Сумароков гремит трапом, скидывая его конец, а потом и сам спрыгивает на мокрый песок. На берегу, на зеленой поляне, дымит костер, под дощатым навесом сушатся сети и оранжевые рыбацкие куртки. У костра в телогреечке и теплой шапке старичок, такой же щуплый и костистый, как капитан "Люра".
— Здравствуй, Леня, здравствуй, — говорит он, вставая, и подает Семяшкину сразу две руки, а остальным приветливо кивает.
Потом он вешает над костром мятое черное ведерко, подкладывает в огонь щепленые плашки.
— А ты ай один? — спрашивает Семяшкин.
— Один, — равнодушно подтверждает Нефедыч. — Илюшка с Гришкой запили, сукины дети. Как вчера утром ушли на моторах в Оксино, так и нет. А я чё ли на веслах много нагребу? Так умаялся весь… — Он вдруг оживляется: — А может, ребята, вы мне сетки помогнете трясти? Тройку ходок, а? Пишша пока приготовится дак… А?
— Поможем, отец, что за разговор, — решительно встает Перегудов.
Притороченная к "Люру" моторка печально покачивается на легкой волне. Мотор Сумароков так и не сумел оживить, поэтому Перегудов вместе с Нефедычем садится в большую широкую лодку с задранным носом.
— Не лодка, а целая ладья, — шутит Перегудов, берясь за весла. — Лет двести этой посудине небось, а, отец?
Нефедыч щурится на белое сквозь туманную мглу солнце, смотрит на веселое лицо Перегудова и говорит как-то умиротворенно:
— Не рвись, не рвись веслами-то, коротенько кунай, коротенько…
Уже через пять минут плечи у Перегудова начинают каменеть и пальцы, крепко обхватившие гладкую рукоять весла, затекают. Он старается грести ровно, глубоко и сильно, но весло часто срывается, чиркая по волне и бестолково брызгая холодной водой. Когда лодка добирается до первой сетки, Перегудова от напряжения начинает потихоньку трясти. Утирая мокрый лоб, он прерывисто дышит, но еще улыбается и говорит, стукнув ребром ладони по борту:
— От и тяжеленная чертяка.
— Держи нос вдоль сетки, так-так-так. — Перегибаясь через борт, старик цепко хватает поплавь и ровно, размеренно вытягивает снасть. — Держи, держи нос, только держи, не греби…

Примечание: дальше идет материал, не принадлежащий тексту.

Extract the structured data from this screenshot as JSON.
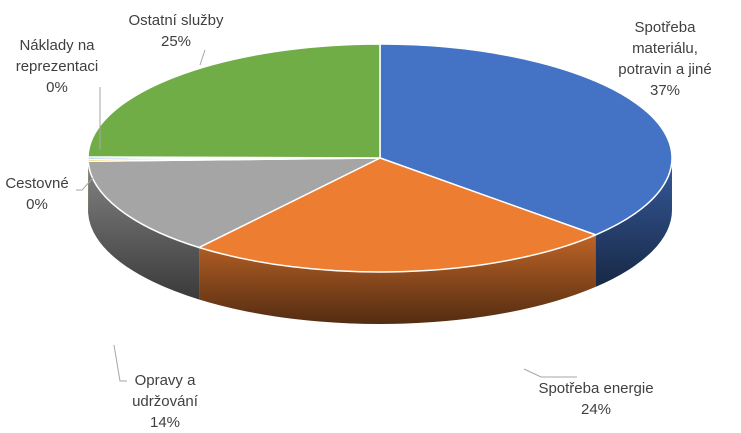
{
  "chart_data": {
    "type": "pie",
    "title": "",
    "legend": "none",
    "slices": [
      {
        "name_lines": [
          "Spotřeba",
          "materiálu,",
          "potravin a jiné"
        ],
        "label": "37%",
        "value": 37,
        "color": "#4472c4"
      },
      {
        "name_lines": [
          "Spotřeba energie"
        ],
        "label": "24%",
        "value": 24,
        "color": "#ed7d31"
      },
      {
        "name_lines": [
          "Opravy a",
          "udržování"
        ],
        "label": "14%",
        "value": 14,
        "color": "#a5a5a5"
      },
      {
        "name_lines": [
          "Cestovné"
        ],
        "label": "0%",
        "value": 0.3,
        "color": "#ffc000"
      },
      {
        "name_lines": [
          "Náklady na",
          "reprezentaci"
        ],
        "label": "0%",
        "value": 0.3,
        "color": "#5b9bd5"
      },
      {
        "name_lines": [
          "Ostatní služby"
        ],
        "label": "25%",
        "value": 25,
        "color": "#70ad47"
      }
    ]
  }
}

Пахнет водорослями и свежей рыбой. Тяжелая сетка с бьющейся в ней серебристой зельдью скоро заполняет широкое днище лодки, а Нефедыч все тянет и тянет сети, мокрый ворох их все растет и растет. Наконец мелькает край сети и груз на веревке. Можно плыть назад. Но тяжело осевшая лодка, кажется, вовсе не движется, хотя Перегудов сереет от напряжения лицом. Он оборачивается, находит взглядом костерок на берегу, и ему кажется, что до него грести еще тысячу верст — так тонок и мал его голубоватый скрученный дым. Теперь уже деревенеет вся спина, будто надломленная в пояснице, ладони саднят, а лицо горит непрестанно и жарко.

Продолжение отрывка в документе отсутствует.